Thursday, September 29, 2011

Family Rules:

I found it very interesting to indentify a few unspoken family rules in my house. Here are a few I came up with:
1. We all sit in certain spots for dinner
2. When we are sitting in the living room Dad has a lazy boy he always sits in and if one of us is sitting in it and he comes in we move. He doesn't even have to ask us we just know thats were he relaxes.
3. Dad drives the car
4. mom does the laundry
5. When I call home just to talk I call my mom.
6. When I call to ask a religious question I call my dad.
7. When Ann ( my sister) and her family come to visit my mom buys rolls for hogie sandwhiches.
8. Logan ( only boy in the family) always helps Dadwith the outside work.
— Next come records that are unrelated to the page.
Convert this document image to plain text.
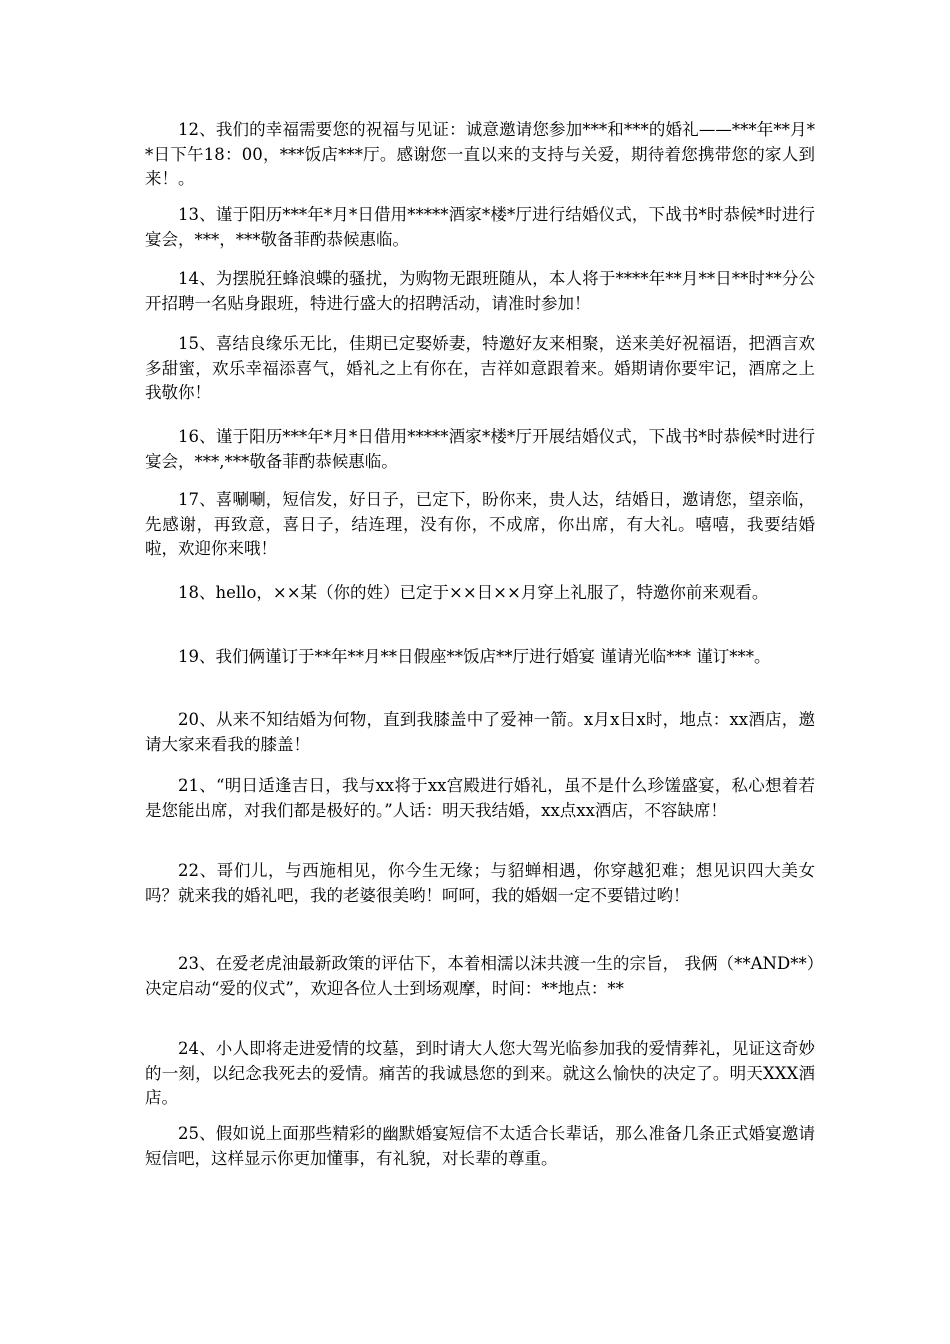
12、我们的幸福需要您的祝福与见证：诚意邀请您参加***和***的婚礼——***年**月**日下午18：00，***饭店***厅。感谢您一直以来的支持与关爱，期待着您携带您的家人到来！。

13、谨于阳历***年*月*日借用*****酒家*楼*厅进行结婚仪式，下战书*时恭候*时进行宴会，***，***敬备菲酌恭候惠临。

14、为摆脱狂蜂浪蝶的骚扰，为购物无跟班随从，本人将于****年**月**日**时**分公开招聘一名贴身跟班，特进行盛大的招聘活动，请准时参加！

15、喜结良缘乐无比，佳期已定娶娇妻，特邀好友来相聚，送来美好祝福语，把酒言欢多甜蜜，欢乐幸福添喜气，婚礼之上有你在，吉祥如意跟着来。婚期请你要牢记，酒席之上我敬你！

16、谨于阳历***年*月*日借用*****酒家*楼*厅开展结婚仪式，下战书*时恭候*时进行宴会，***,***敬备菲酌恭候惠临。

17、喜唰唰，短信发，好日子，已定下，盼你来，贵人达，结婚日，邀请您，望亲临，先感谢，再致意，喜日子，结连理，没有你，不成席，你出席，有大礼。嘻嘻，我要结婚啦，欢迎你来哦！

18、hello，××某（你的姓）已定于××日××月穿上礼服了，特邀你前来观看。

19、我们俩谨订于**年**月**日假座**饭店**厅进行婚宴 谨请光临*** 谨订***。

20、从来不知结婚为何物，直到我膝盖中了爱神一箭。x月x日x时，地点：xx酒店，邀请大家来看我的膝盖！

21、“明日适逢吉日，我与xx将于xx宫殿进行婚礼，虽不是什么珍馐盛宴，私心想着若是您能出席，对我们都是极好的。”人话：明天我结婚，xx点xx酒店，不容缺席！

22、哥们儿，与西施相见，你今生无缘；与貂蝉相遇，你穿越犯难；想见识四大美女吗？就来我的婚礼吧，我的老婆很美哟！呵呵，我的婚姻一定不要错过哟！

23、在爱老虎油最新政策的评估下，本着相濡以沫共渡一生的宗旨， 我俩（**AND**）决定启动“爱的仪式”，欢迎各位人士到场观摩，时间：**地点：**

24、小人即将走进爱情的坟墓，到时请大人您大驾光临参加我的爱情葬礼，见证这奇妙的一刻，以纪念我死去的爱情。痛苦的我诚恳您的到来。就这么愉快的决定了。明天XXX酒店。

25、假如说上面那些精彩的幽默婚宴短信不太适合长辈话，那么准备几条正式婚宴邀请短信吧，这样显示你更加懂事，有礼貌，对长辈的尊重。
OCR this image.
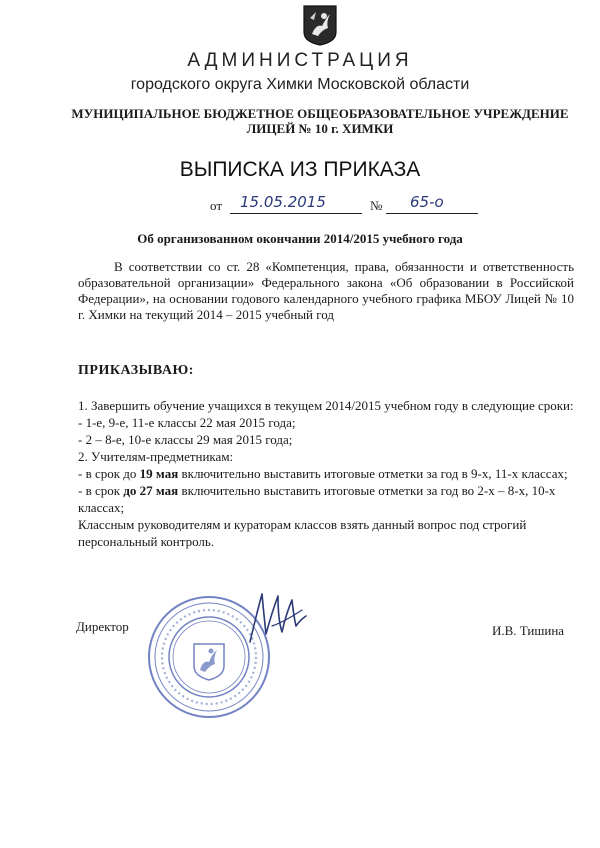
АДМИНИСТРАЦИЯ
городского округа Химки Московской области
МУНИЦИПАЛЬНОЕ БЮДЖЕТНОЕ ОБЩЕОБРАЗОВАТЕЛЬНОЕ УЧРЕЖДЕНИЕ
ЛИЦЕЙ № 10 г. ХИМКИ
ВЫПИСКА ИЗ ПРИКАЗА
от 15.05.2015	№ 65-о
Об организованном окончании 2014/2015 учебного года

В соответствии со ст. 28 «Компетенция, права, обязанности и ответственность образовательной организации» Федерального закона «Об образовании в Российской Федерации», на основании годового календарного учебного графика МБОУ Лицей № 10 г. Химки на текущий 2014 – 2015 учебный год

ПРИКАЗЫВАЮ:
1. Завершить обучение учащихся в текущем 2014/2015 учебном году в следующие сроки:
- 1-е, 9-е, 11-е классы 22 мая 2015 года;
- 2 – 8-е, 10-е классы 29 мая 2015 года;
2. Учителям-предметникам:
- в срок до 19 мая включительно выставить итоговые отметки за год в 9-х, 11-х классах;
- в срок до 27 мая включительно выставить итоговые отметки за год во 2-х – 8-х, 10-х классах;
Классным руководителям и кураторам классов взять данный вопрос под строгий персональный контроль.
Директор	И.В. Тишина
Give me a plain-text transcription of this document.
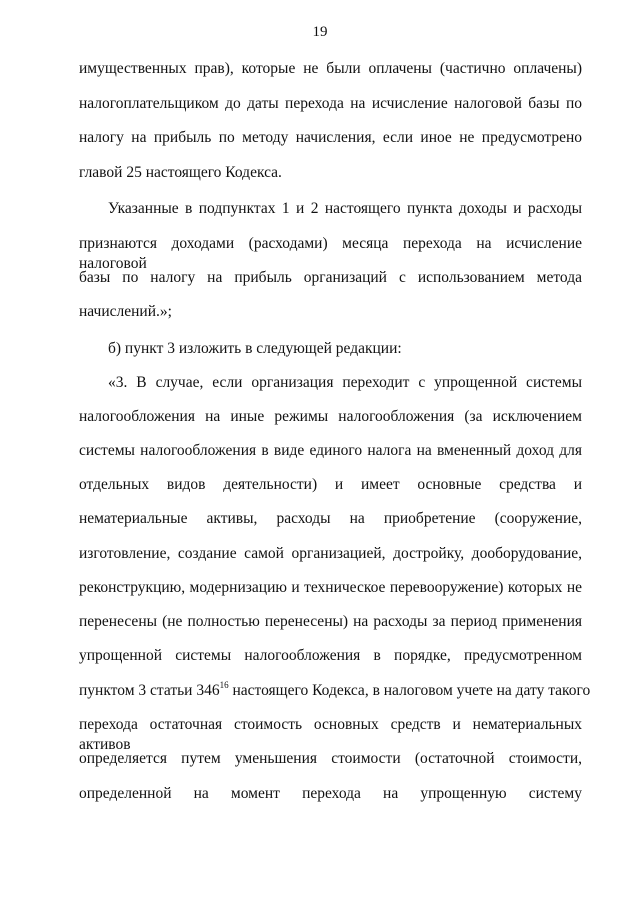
19
имущественных прав), которые не были оплачены (частично оплачены)
налогоплательщиком до даты перехода на исчисление налоговой базы по
налогу на прибыль по методу начисления, если иное не предусмотрено
главой 25 настоящего Кодекса.
Указанные в подпунктах 1 и 2 настоящего пункта доходы и расходы
признаются доходами (расходами) месяца перехода на исчисление налоговой
базы по налогу на прибыль организаций с использованием метода
начислений.»;
б) пункт 3 изложить в следующей редакции:
«3. В случае, если организация переходит с упрощенной системы
налогообложения на иные режимы налогообложения (за исключением
системы налогообложения в виде единого налога на вмененный доход для
отдельных видов деятельности) и имеет основные средства и
нематериальные активы, расходы на приобретение (сооружение,
изготовление, создание самой организацией, достройку, дооборудование,
реконструкцию, модернизацию и техническое перевооружение) которых не
перенесены (не полностью перенесены) на расходы за период применения
упрощенной системы налогообложения в порядке, предусмотренном
пунктом 3 статьи $346^{16}$ настоящего Кодекса, в налоговом учете на дату такого
перехода остаточная стоимость основных средств и нематериальных активов
определяется путем уменьшения стоимости (остаточной стоимости,
определенной на момент перехода на упрощенную систему
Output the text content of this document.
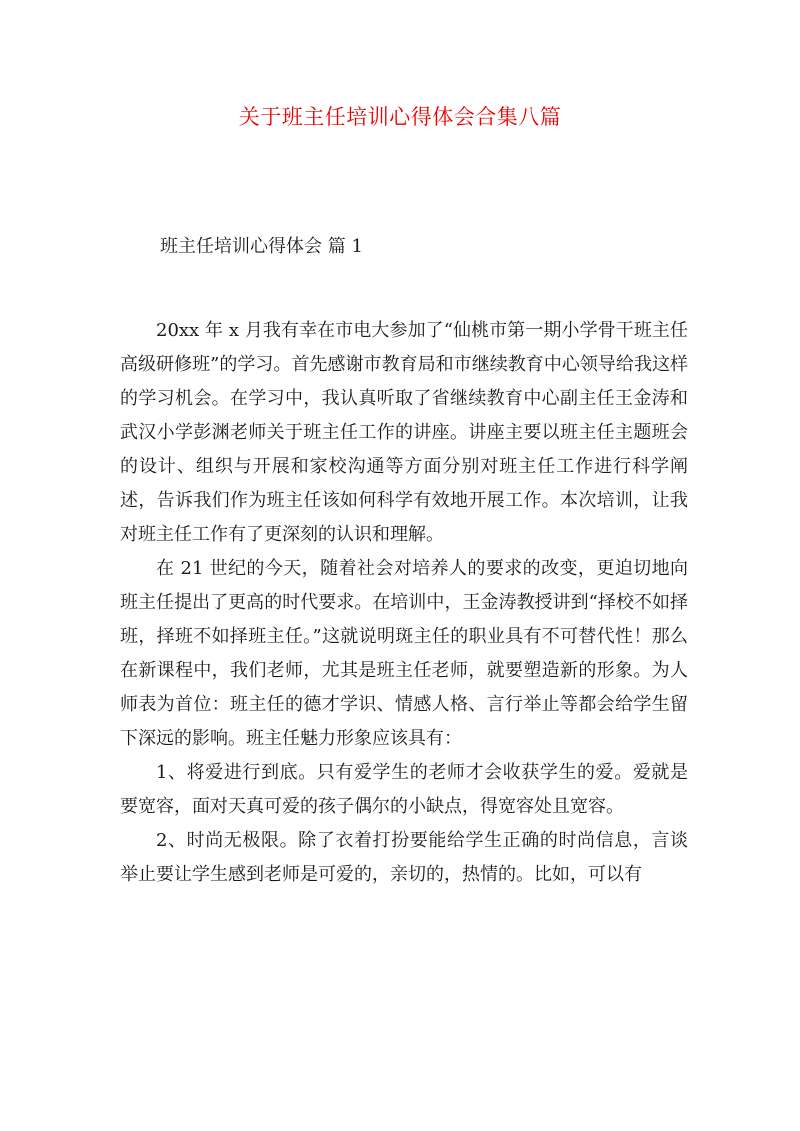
关于班主任培训心得体会合集八篇
班主任培训心得体会 篇 1

20xx 年 x 月我有幸在市电大参加了“仙桃市第一期小学骨干班主任高级研修班”的学习。首先感谢市教育局和市继续教育中心领导给我这样的学习机会。在学习中，我认真听取了省继续教育中心副主任王金涛和武汉小学彭渊老师关于班主任工作的讲座。讲座主要以班主任主题班会的设计、组织与开展和家校沟通等方面分别对班主任工作进行科学阐述，告诉我们作为班主任该如何科学有效地开展工作。本次培训，让我对班主任工作有了更深刻的认识和理解。

在 21 世纪的今天，随着社会对培养人的要求的改变，更迫切地向班主任提出了更高的时代要求。在培训中，王金涛教授讲到“择校不如择班，择班不如择班主任。”这就说明斑主任的职业具有不可替代性！那么在新课程中，我们老师，尤其是班主任老师，就要塑造新的形象。为人师表为首位：班主任的德才学识、情感人格、言行举止等都会给学生留下深远的影响。班主任魅力形象应该具有：

1、将爱进行到底。只有爱学生的老师才会收获学生的爱。爱就是要宽容，面对天真可爱的孩子偶尔的小缺点，得宽容处且宽容。

2、时尚无极限。除了衣着打扮要能给学生正确的时尚信息，言谈举止要让学生感到老师是可爱的，亲切的，热情的。比如，可以有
These were just a few "family rules" I identified but there are many more. It is really interesting to me that we establish these rules in our homes without ever really stating them or writing them down. Everyone just kinda knows. I wonder what rules I will carry over into my house with my future family and how you make it so that everyone just knows. I wonder if my parents wanted to instigate these rules or if they just kinda happend?

Saturday, September 24, 2011

I just read about the exchange theory form the text and it really made me think. In the exchange theory we look at our relationship and ask ourselves are the costs worth more than the rewards. I feel that although this is neccessary in dating and chosing a spouse it isn't the attitude to have in marriage. We shouldn't be so focused on our needs being met as we should focus on meeting their needs. Marriage teaches us how to become selfless and put others needs before our own. If we are constantly asking ourselves if all the work we are putting in is worth it then we are being selfish and need to change our thought process.

Saturday, September 17, 2011

In class this week the question was asked " How isolated should a couple become after marriage?" This is a question I have thought a lot about. I am a very social person and definitely believe in the more the merrier theory. I just love doing things with friends and getting big groups together. I am kind of scared that when I get married I will lose all my friends and all of a sudden it will just be me and him. I know that it’s important to go off and establish your own little family after marriage but where is the line between that and becoming antisocial? It’s almost like people think once you’re married that you don’t need friends anymore but I don’t think that’s true for me. I don’t know though I guess because I’m not married maybe it’s different when you have your best friend/spouse around all the time.

Thursday, September 15, 2011

I have just created this Blog for my Family Relations class : ) I'm excited for this semester and expect that we will learn alot and have a great time!